The father of the 23-year-old student who died after being brutally gang-raped in India's capital has described how even in her final moments, he hoped for her recovery.
Badri Singh told ITV's Daybreak that after his daughter was transferred to a Singapore hospital for specialist treatment, he allowed himself to hope she would get better.
He described how she had tears in her eyes as she lay in her hospital bed. He told the programme: "It was difficult for me, but when she was put on a ventilator it gave me some hope that she would get better. I thought she might get better and she would live.
"So when I thought she might get better, I used to get filled with some hope. When I was told that she might not get well and might have to have an operation I felt uncomfortable.
"When we went to Singapore she was not conscious but she had tears in her eyes. I realised she was in a really bad state."
The medical student died in a Singapore hospital after suffering multiple organ failure and a heart attack.
During the rape, the victim was attacked by six men on a bus. A metal rod was inserted in her body as the bus drove around for 40 minutes. The sustained attack resulted in the removal of almost all of her intestines.

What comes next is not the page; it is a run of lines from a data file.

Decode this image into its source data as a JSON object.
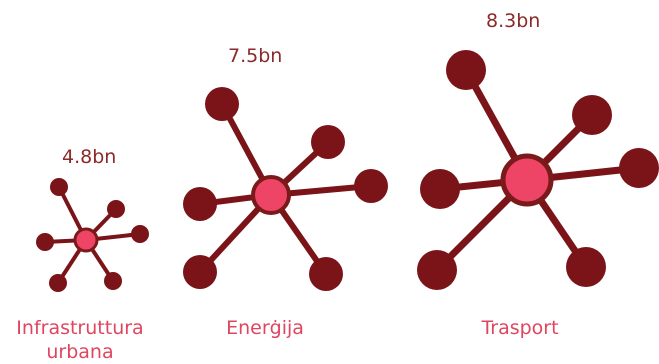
{
  "chart_data": {
    "type": "other",
    "items": [
      {
        "label_line1": "Infrastruttura",
        "label_line2": "urbana",
        "value_label": "4.8bn",
        "value": 4.8
      },
      {
        "label_line1": "Enerġija",
        "label_line2": "",
        "value_label": "7.5bn",
        "value": 7.5
      },
      {
        "label_line1": "Trasport",
        "label_line2": "",
        "value_label": "8.3bn",
        "value": 8.3
      }
    ]
  },
  "colors": {
    "hub": "#ee4466",
    "hub_outline": "#7a1a1a",
    "node": "#7a1418",
    "spoke": "#7a1418",
    "value_text": "#8a2a2a",
    "label_text": "#e0455f"
  }
}
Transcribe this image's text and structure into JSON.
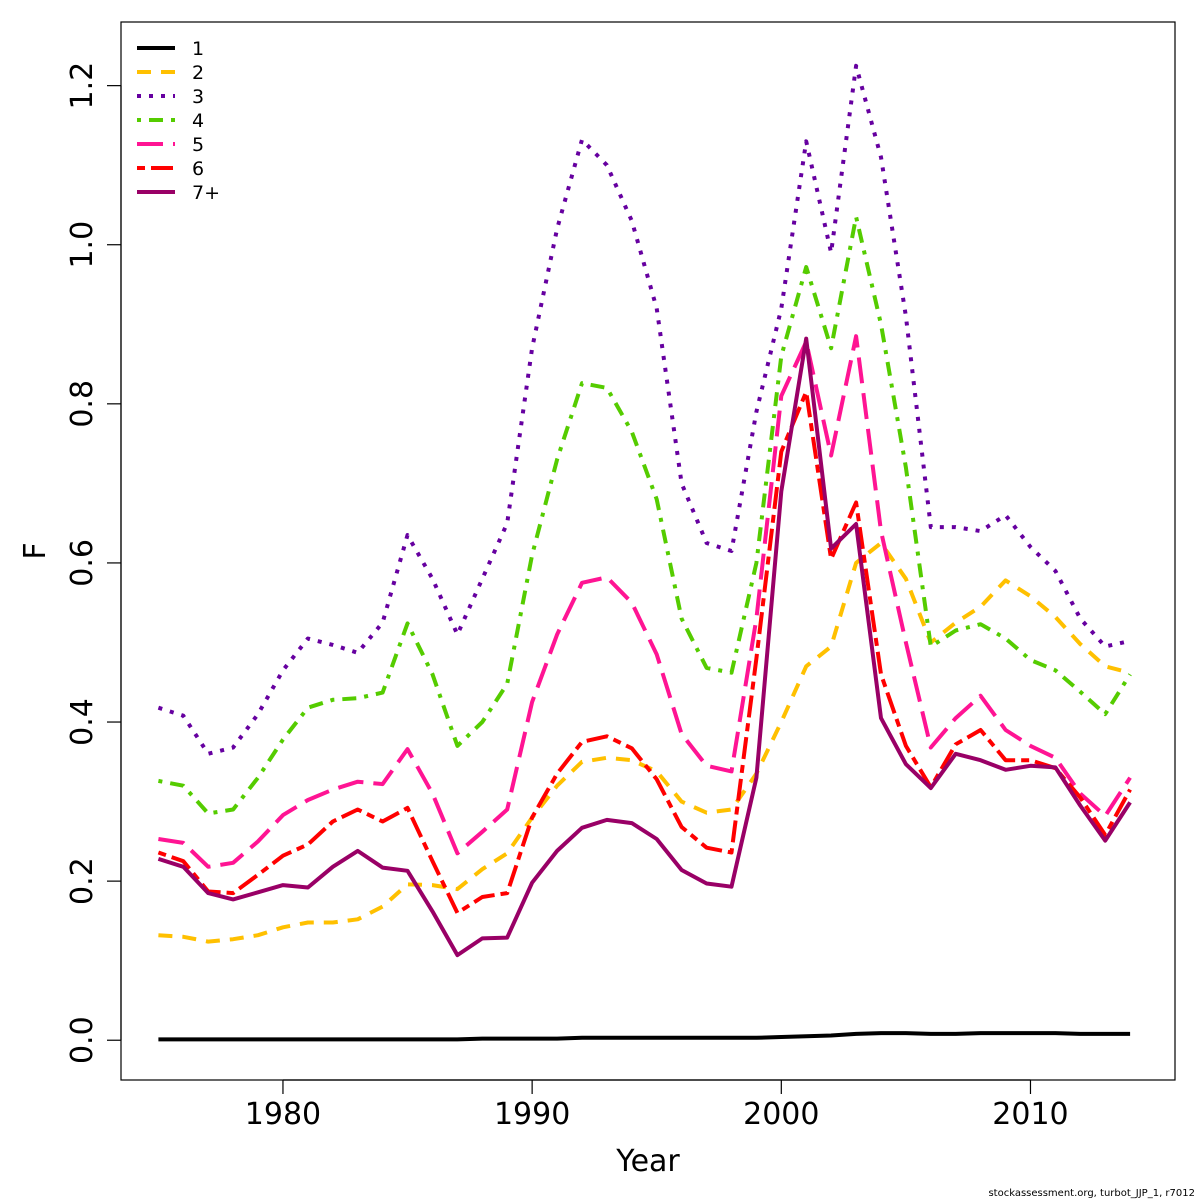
{
  "chart_data": {
    "type": "line",
    "title": "",
    "xlabel": "Year",
    "ylabel": "F",
    "xlim": [
      1973.5,
      2015.8
    ],
    "ylim": [
      -0.05,
      1.28
    ],
    "xticks": [
      1980,
      1990,
      2000,
      2010
    ],
    "xtick_labels": [
      "1980",
      "1990",
      "2000",
      "2010"
    ],
    "yticks": [
      0.0,
      0.2,
      0.4,
      0.6,
      0.8,
      1.0,
      1.2
    ],
    "ytick_labels": [
      "0.0",
      "0.2",
      "0.4",
      "0.6",
      "0.8",
      "1.0",
      "1.2"
    ],
    "grid": false,
    "legend_position": "top-left",
    "x": [
      1975,
      1976,
      1977,
      1978,
      1979,
      1980,
      1981,
      1982,
      1983,
      1984,
      1985,
      1986,
      1987,
      1988,
      1989,
      1990,
      1991,
      1992,
      1993,
      1994,
      1995,
      1996,
      1997,
      1998,
      1999,
      2000,
      2001,
      2002,
      2003,
      2004,
      2005,
      2006,
      2007,
      2008,
      2009,
      2010,
      2011,
      2012,
      2013,
      2014
    ],
    "series": [
      {
        "name": "1",
        "color": "#000000",
        "dash": "solid",
        "width": 4,
        "values": [
          0.001,
          0.001,
          0.001,
          0.001,
          0.001,
          0.001,
          0.001,
          0.001,
          0.001,
          0.001,
          0.001,
          0.001,
          0.001,
          0.002,
          0.002,
          0.002,
          0.002,
          0.003,
          0.003,
          0.003,
          0.003,
          0.003,
          0.003,
          0.003,
          0.003,
          0.004,
          0.005,
          0.006,
          0.008,
          0.009,
          0.009,
          0.008,
          0.008,
          0.009,
          0.009,
          0.009,
          0.009,
          0.008,
          0.008,
          0.008
        ]
      },
      {
        "name": "2",
        "color": "#FFC000",
        "dash": "dashed",
        "width": 4,
        "values": [
          0.132,
          0.13,
          0.124,
          0.127,
          0.132,
          0.142,
          0.148,
          0.148,
          0.152,
          0.168,
          0.196,
          0.195,
          0.19,
          0.215,
          0.235,
          0.28,
          0.32,
          0.35,
          0.355,
          0.352,
          0.338,
          0.3,
          0.286,
          0.29,
          0.335,
          0.4,
          0.47,
          0.495,
          0.6,
          0.625,
          0.58,
          0.5,
          0.525,
          0.545,
          0.578,
          0.558,
          0.532,
          0.498,
          0.47,
          0.462
        ]
      },
      {
        "name": "3",
        "color": "#6600A0",
        "dash": "dotted",
        "width": 4,
        "values": [
          0.418,
          0.408,
          0.36,
          0.368,
          0.41,
          0.465,
          0.505,
          0.497,
          0.487,
          0.525,
          0.635,
          0.58,
          0.51,
          0.58,
          0.65,
          0.87,
          1.02,
          1.132,
          1.1,
          1.03,
          0.92,
          0.7,
          0.625,
          0.615,
          0.79,
          0.92,
          1.13,
          0.99,
          1.225,
          1.11,
          0.91,
          0.645,
          0.645,
          0.64,
          0.66,
          0.62,
          0.59,
          0.53,
          0.495,
          0.502
        ]
      },
      {
        "name": "4",
        "color": "#55CC00",
        "dash": "dotdash",
        "width": 4,
        "values": [
          0.326,
          0.32,
          0.285,
          0.29,
          0.33,
          0.378,
          0.418,
          0.428,
          0.43,
          0.437,
          0.524,
          0.46,
          0.37,
          0.4,
          0.448,
          0.61,
          0.73,
          0.826,
          0.82,
          0.765,
          0.68,
          0.53,
          0.468,
          0.462,
          0.6,
          0.86,
          0.972,
          0.87,
          1.035,
          0.9,
          0.72,
          0.495,
          0.515,
          0.523,
          0.505,
          0.478,
          0.465,
          0.438,
          0.41,
          0.46
        ]
      },
      {
        "name": "5",
        "color": "#FF1493",
        "dash": "longdash",
        "width": 4,
        "values": [
          0.253,
          0.248,
          0.218,
          0.223,
          0.25,
          0.283,
          0.302,
          0.315,
          0.325,
          0.322,
          0.366,
          0.31,
          0.235,
          0.262,
          0.29,
          0.425,
          0.51,
          0.575,
          0.582,
          0.55,
          0.485,
          0.385,
          0.345,
          0.338,
          0.53,
          0.81,
          0.878,
          0.735,
          0.885,
          0.64,
          0.5,
          0.368,
          0.405,
          0.433,
          0.39,
          0.37,
          0.355,
          0.31,
          0.282,
          0.33
        ]
      },
      {
        "name": "6",
        "color": "#FF0000",
        "dash": "twodash",
        "width": 4,
        "values": [
          0.236,
          0.225,
          0.187,
          0.185,
          0.208,
          0.232,
          0.246,
          0.275,
          0.29,
          0.275,
          0.292,
          0.225,
          0.16,
          0.18,
          0.185,
          0.28,
          0.335,
          0.375,
          0.382,
          0.367,
          0.328,
          0.268,
          0.242,
          0.236,
          0.48,
          0.74,
          0.815,
          0.605,
          0.676,
          0.46,
          0.37,
          0.318,
          0.372,
          0.39,
          0.352,
          0.352,
          0.342,
          0.305,
          0.258,
          0.315
        ]
      },
      {
        "name": "7+",
        "color": "#990066",
        "dash": "solid",
        "width": 4,
        "values": [
          0.228,
          0.218,
          0.185,
          0.177,
          0.186,
          0.195,
          0.192,
          0.218,
          0.238,
          0.217,
          0.213,
          0.162,
          0.107,
          0.128,
          0.129,
          0.198,
          0.238,
          0.267,
          0.277,
          0.273,
          0.253,
          0.214,
          0.197,
          0.193,
          0.33,
          0.69,
          0.882,
          0.618,
          0.649,
          0.405,
          0.347,
          0.317,
          0.36,
          0.352,
          0.34,
          0.345,
          0.343,
          0.295,
          0.251,
          0.299
        ]
      }
    ]
  },
  "credit": "stockassessment.org, turbot_JJP_1, r7012"
}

According to a police report seen by the Hindustan Times the youngest of the six suspects "extracted her intestine with his bare hands and suggested she be thrown off the moving vehicle devoid of her clothes."
The bus then tried to mow her and her companion Awindra Pandey down. The 28-year-old software engineer has told The Times how the pair were left lying in the road fo 20 minutes as motorists ignored their bloodied bodies.
"She was bleeding heavily. They (the police) asked me to put her in the van," he told the newspaper
Her injuries were so severe the decision to move her to a Singapore hospital has come under attack.
The government is being accused of trying to "run away from the problem", with doctors suggesting it would have been obvious from her injuries she would never recover. She died 48 hours after being transferred overseas, 13 days after the attack.
The sheer brutality of the rape has galvanised the nation into action, with angry protesters accusing the government of not doing enough to tackle violence against women.
Singh told Daybreak: "Society cannot any longer turn a blind eye to these sorts of incidences which are happening every day. We have to change ourselves. If there are no changes then these horrible things won’t stop. The public have to wake up now.
“If possible it would be nice to have some sort of law in her name. If a hospital or something nice can be named after her too, at least something good could have come out of all of this, or it’s just all pointless.”
Three of the men accused of rape and murder are to plead not guilty to the charges, their lawyer has revealed.
Lawyer M L Sharma told the AFP news agency he will challenge evidence the police claim they have linking the suspects with bloodstains on the victim's clothes. "Nothing is proven yet," he said outside the court.
Five men have appeared in court, with a sixth suspect expected to be tried separately in a juvenile court as he is 17. Under Indian law juveniles cannot be prosecuted for murder.
The suspects have been named as bus driver Ram Singh, his brother Mukesh, Pawan Gupta, Vinay Sharma and Akshay Thakur.
The men are likely to face the death penalty if found guilty, despite the sentence rarely being passed in India.